A few weeks ago, I had a wonderful birthday dinner at Ruth’s Chris Steak House. The food was absolutely to-die-for! I remember feeling a little bit sad when I took my last bite of filet mignon. It was heavenly! Just when I thought I couldn’t eat another bite, the waiter brought our dessert. It was a small dish of vanilla cream with fresh berries on top.
Oh…my…god! Words cannot describe how good that stuff was! I knew I had to figure out to make this for myself!
As soon as I came home that night, I got right on the internet to research recipes. There were hundreds of variations, but nothing seemed to fit the bill so I improvised. I took (what I thought were) the best parts of several different recipes and made my own.
What a luxurious dessert! It turned out very rich and creamy and silky smooth. It was everything I had remembered. I will definitely be making this dessert again and again!
A word of caution though. This recipe has a lot of hands on time. You can’t really walk away from it while you’re making it. It’s definitely a food of love.
This dessert is quite impressive — enough for company. I can’t wait to have our friends over for dinner so I can make this for them, or for a Mother’s Day brunch or dinner (hint, hint!).

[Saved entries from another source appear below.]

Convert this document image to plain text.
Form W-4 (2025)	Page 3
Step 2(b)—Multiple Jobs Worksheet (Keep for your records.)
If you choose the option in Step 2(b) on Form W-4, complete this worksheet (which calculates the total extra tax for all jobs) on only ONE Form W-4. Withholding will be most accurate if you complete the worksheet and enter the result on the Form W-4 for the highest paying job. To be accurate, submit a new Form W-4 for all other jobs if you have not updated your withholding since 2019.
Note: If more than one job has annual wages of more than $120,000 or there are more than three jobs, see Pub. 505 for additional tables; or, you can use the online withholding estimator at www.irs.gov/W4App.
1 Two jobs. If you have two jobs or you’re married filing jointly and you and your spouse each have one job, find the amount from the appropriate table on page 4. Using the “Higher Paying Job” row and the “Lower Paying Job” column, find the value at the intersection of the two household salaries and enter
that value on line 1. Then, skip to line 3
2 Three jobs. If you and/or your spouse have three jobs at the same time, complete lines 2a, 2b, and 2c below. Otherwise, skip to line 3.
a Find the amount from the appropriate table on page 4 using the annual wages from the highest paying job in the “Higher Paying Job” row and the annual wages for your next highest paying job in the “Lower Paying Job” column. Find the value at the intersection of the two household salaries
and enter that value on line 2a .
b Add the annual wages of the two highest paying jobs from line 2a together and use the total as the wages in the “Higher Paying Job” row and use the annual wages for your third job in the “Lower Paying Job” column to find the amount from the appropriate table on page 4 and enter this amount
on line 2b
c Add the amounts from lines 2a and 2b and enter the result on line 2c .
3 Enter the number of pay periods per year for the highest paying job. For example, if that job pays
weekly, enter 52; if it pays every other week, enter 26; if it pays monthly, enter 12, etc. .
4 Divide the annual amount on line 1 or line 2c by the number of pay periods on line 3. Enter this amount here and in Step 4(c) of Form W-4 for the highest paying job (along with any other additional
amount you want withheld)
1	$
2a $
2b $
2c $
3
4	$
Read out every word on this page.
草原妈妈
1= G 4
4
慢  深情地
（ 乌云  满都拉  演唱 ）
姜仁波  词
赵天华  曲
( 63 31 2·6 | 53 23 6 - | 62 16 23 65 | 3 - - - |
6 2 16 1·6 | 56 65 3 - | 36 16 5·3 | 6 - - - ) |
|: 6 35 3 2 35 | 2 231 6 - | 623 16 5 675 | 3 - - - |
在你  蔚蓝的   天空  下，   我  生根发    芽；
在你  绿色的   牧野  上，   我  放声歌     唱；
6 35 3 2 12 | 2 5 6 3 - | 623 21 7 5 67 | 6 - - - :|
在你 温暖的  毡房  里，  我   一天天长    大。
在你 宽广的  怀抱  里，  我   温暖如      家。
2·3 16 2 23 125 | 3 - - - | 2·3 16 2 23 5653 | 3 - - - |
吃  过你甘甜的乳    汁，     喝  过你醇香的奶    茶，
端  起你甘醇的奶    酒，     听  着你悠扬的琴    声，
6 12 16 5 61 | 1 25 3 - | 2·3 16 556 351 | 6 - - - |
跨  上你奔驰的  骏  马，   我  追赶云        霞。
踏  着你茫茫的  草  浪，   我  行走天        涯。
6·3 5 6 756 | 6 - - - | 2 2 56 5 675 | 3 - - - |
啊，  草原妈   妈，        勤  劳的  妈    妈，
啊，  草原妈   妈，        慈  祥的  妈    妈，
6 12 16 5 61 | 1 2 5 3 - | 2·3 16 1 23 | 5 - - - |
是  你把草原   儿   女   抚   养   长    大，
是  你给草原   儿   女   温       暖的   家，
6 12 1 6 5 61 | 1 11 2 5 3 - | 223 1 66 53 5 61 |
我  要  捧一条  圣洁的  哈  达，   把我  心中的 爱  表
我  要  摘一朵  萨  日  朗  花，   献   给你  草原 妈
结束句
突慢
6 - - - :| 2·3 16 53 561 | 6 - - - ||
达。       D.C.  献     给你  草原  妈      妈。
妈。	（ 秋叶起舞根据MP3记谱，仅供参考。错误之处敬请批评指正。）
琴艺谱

And, I’m imagining how good this will be with fresh blueberries from our yard this summer! Yum!
Do you have a favorite copycat recipe?
Copycat Ruth Chris Sweet Vanilla Cream with Berries
Compliments of It’s a Keeper
1 cup heavy cream
3 tbsp sugar
4 egg yolks
1 tsp vanilla extract
Place cream and 1 tbsp of sugar in a saucepan on the stove. Mix well and heat until it starts to boil. (Be careful so that cream will not boil over.)
Crack eggs to separate yolks from whites. In a medium bowl, mix egg yolks and 2 tbsp of sugar until well blended and sugar is dissolved.
Add a few spoonfuls of simmering cream to egg mixture and whisk. Repeat this step one more time.
Add remaining cream and vanilla to egg mixture. Make a double boiler and place mixture on top. Cook for 8 – 12 minutes, until sauce thickens and coats the back of the spatula, stirring constantly.
Use the spatula to pull the sauce away from the sides and fold it back into the center of the bowl.
When thickened, pass through a fine mesh sieve into a container. Immediately place container into an ice bath. Once cooled, store in the refrigerator.